The security guard moved his other foot, “And what about this?” There were two 20 dollar bills. More of the old guy’s money.
I told the old fellow I was up $268 playing live poker. He asked what kind, but when I said Texas Hold ‘em, I could see that the game was all foreign to him.
I did not encourage him to seek out the tables. A fellow who could not manage the money in his pocket is probably not going to be much of a poker player.
I had about an hour of poker left and actually went back to the same table. The “hot dogger” was still there, but so were a few other players. I felt I had their style down and no real time to learn a new table.
I lost at first. Just had second best.
Then I started to win. These players were loose at the beginning, seeing almost every flop, so the pots were pretty high and offset losses quickly.
I got head to head with the “hot-dogger” and was so annoyed that I called him right to the river with my A-Q. I caught a Queen on the river. He bet every time and had not even one pair. Pathetic. After that he lost all his money to another player and left mad.

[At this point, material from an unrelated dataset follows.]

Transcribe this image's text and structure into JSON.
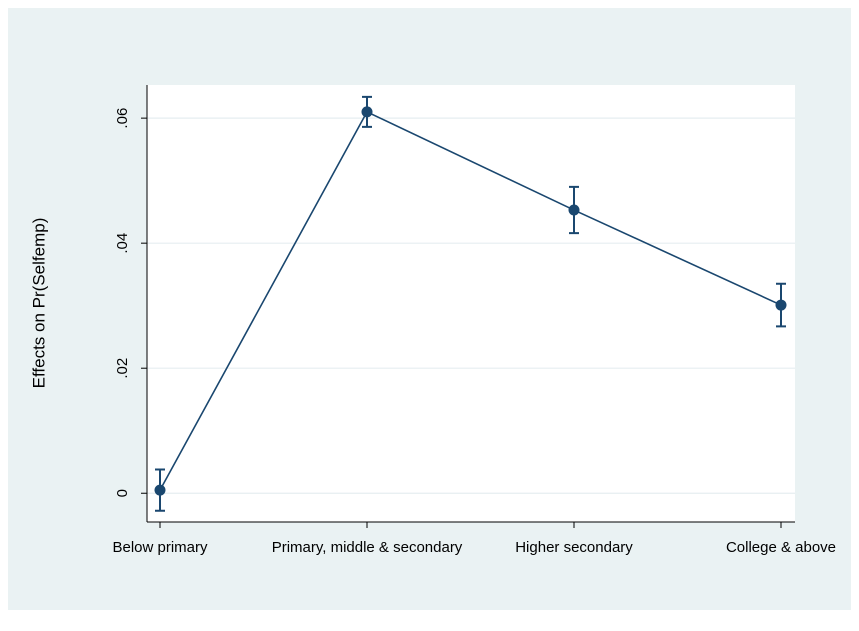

The rest were good players. Too good really. They were tricky. When my time was up, I started to pack up, but I was slow, so I saw another hand. I had pocket tens and was positioned directly after the big blind. Well, I raised. Every player folded, including both blinds. I suppose they were all so shocked to see this tight guy raise right away like that. So I won $6 and was sure glad to be leaving. I like respect at the table, but not that much. In the hour, I had won $16, so my total win score for the day was $342. Not bad at all.
I inadvertently dropped my empty water bottle as I picked up my chips, so I had to come back to the table to retrieve it. I wanted some water for the bus and I wanted it in the Stations Casinos water bottle that I had brought home from Vegas. I suppose the players thought I was a nut retrieving it.

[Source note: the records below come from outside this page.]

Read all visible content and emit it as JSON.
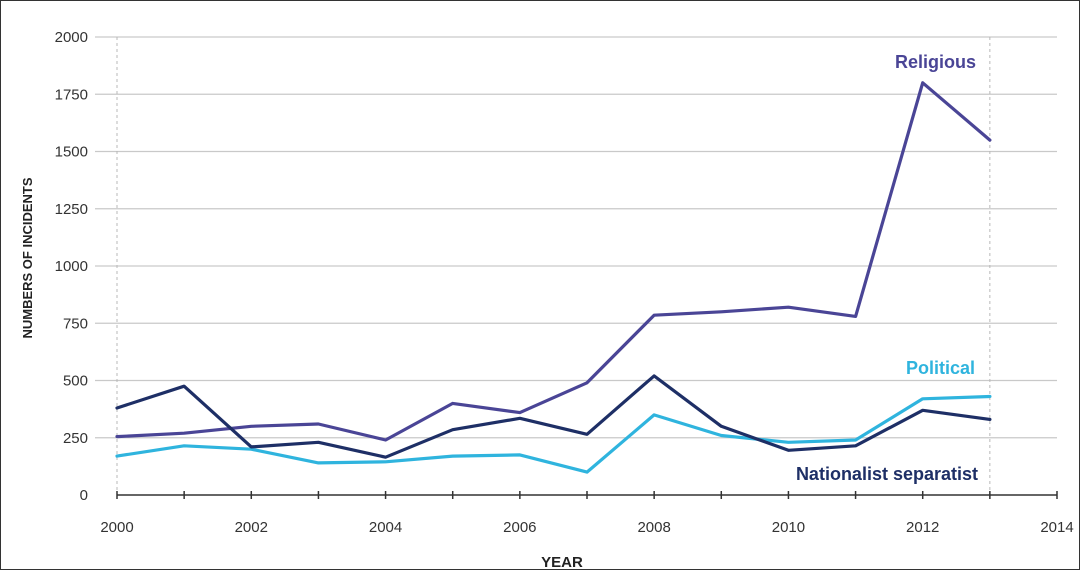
{
  "chart_data": {
    "type": "line",
    "title": "",
    "xlabel": "YEAR",
    "ylabel": "NUMBERS OF INCIDENTS",
    "x": [
      2000,
      2001,
      2002,
      2003,
      2004,
      2005,
      2006,
      2007,
      2008,
      2009,
      2010,
      2011,
      2012,
      2013
    ],
    "xlim": [
      2000,
      2014
    ],
    "ylim": [
      0,
      2000
    ],
    "x_ticks": [
      2000,
      2002,
      2004,
      2006,
      2008,
      2010,
      2012,
      2014
    ],
    "y_ticks": [
      0,
      250,
      500,
      750,
      1000,
      1250,
      1500,
      1750,
      2000
    ],
    "grid": true,
    "legend": "labels placed next to the series lines",
    "series": [
      {
        "name": "Religious",
        "color": "#4a4596",
        "values": [
          255,
          270,
          300,
          310,
          240,
          400,
          360,
          490,
          785,
          800,
          820,
          780,
          1800,
          1550
        ]
      },
      {
        "name": "Political",
        "color": "#2fb4de",
        "values": [
          170,
          215,
          200,
          140,
          145,
          170,
          175,
          100,
          350,
          260,
          230,
          240,
          420,
          430
        ]
      },
      {
        "name": "Nationalist separatist",
        "color": "#1e2f66",
        "values": [
          380,
          475,
          210,
          230,
          165,
          285,
          335,
          265,
          520,
          300,
          195,
          215,
          370,
          330
        ]
      }
    ]
  }
}
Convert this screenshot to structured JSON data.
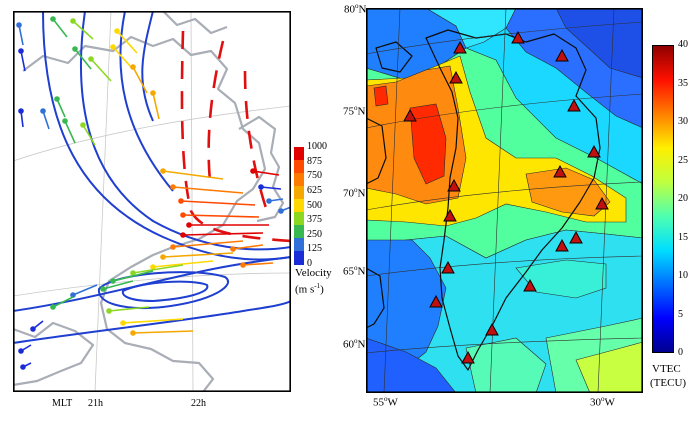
{
  "left_panel": {
    "velocity_scale": {
      "ticks": [
        "1000",
        "875",
        "750",
        "625",
        "500",
        "375",
        "250",
        "125",
        "0"
      ],
      "colors": [
        "#e00000",
        "#ff4a00",
        "#ff7a00",
        "#f5a800",
        "#ffd800",
        "#8cd820",
        "#38b850",
        "#3070d8",
        "#1a2cd8"
      ],
      "title": "Velocity",
      "unit": "(m s",
      "unit_sup": "-1",
      "unit_close": ")"
    },
    "mlt_label": "MLT",
    "mlt_ticks": [
      "21h",
      "22h"
    ]
  },
  "right_panel": {
    "lat_labels": [
      {
        "deg": "80",
        "dir": "N"
      },
      {
        "deg": "75",
        "dir": "N"
      },
      {
        "deg": "70",
        "dir": "N"
      },
      {
        "deg": "65",
        "dir": "N"
      },
      {
        "deg": "60",
        "dir": "N"
      }
    ],
    "lon_labels": [
      {
        "deg": "55",
        "dir": "W"
      },
      {
        "deg": "30",
        "dir": "W"
      }
    ],
    "vtec_scale": {
      "ticks": [
        "40",
        "35",
        "30",
        "25",
        "20",
        "15",
        "10",
        "5",
        "0"
      ],
      "title": "VTEC",
      "unit": "(TECU)",
      "colors": [
        "#00008f",
        "#0000ff",
        "#006fff",
        "#00dfff",
        "#4fffaf",
        "#bfff3f",
        "#ffef00",
        "#ff7f00",
        "#ff1000",
        "#8f0000"
      ]
    }
  }
}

I was one of the last two people on the bus. The rest were all early. They had lost their money and were done long before it was time for the bus to leave. They were all good sports about the losing, joking about the casino getting all their money. They were happy to hear I won. Even one winner on the bus lifted their hopes. But it made me sad.
The young poker players behind me had won $50 and $126.
No one else talked about winning.
More Dean Martin on the way home, a little napping, and an occasional sip from my Stations Casino water bottle . The time went quickly. A good trip.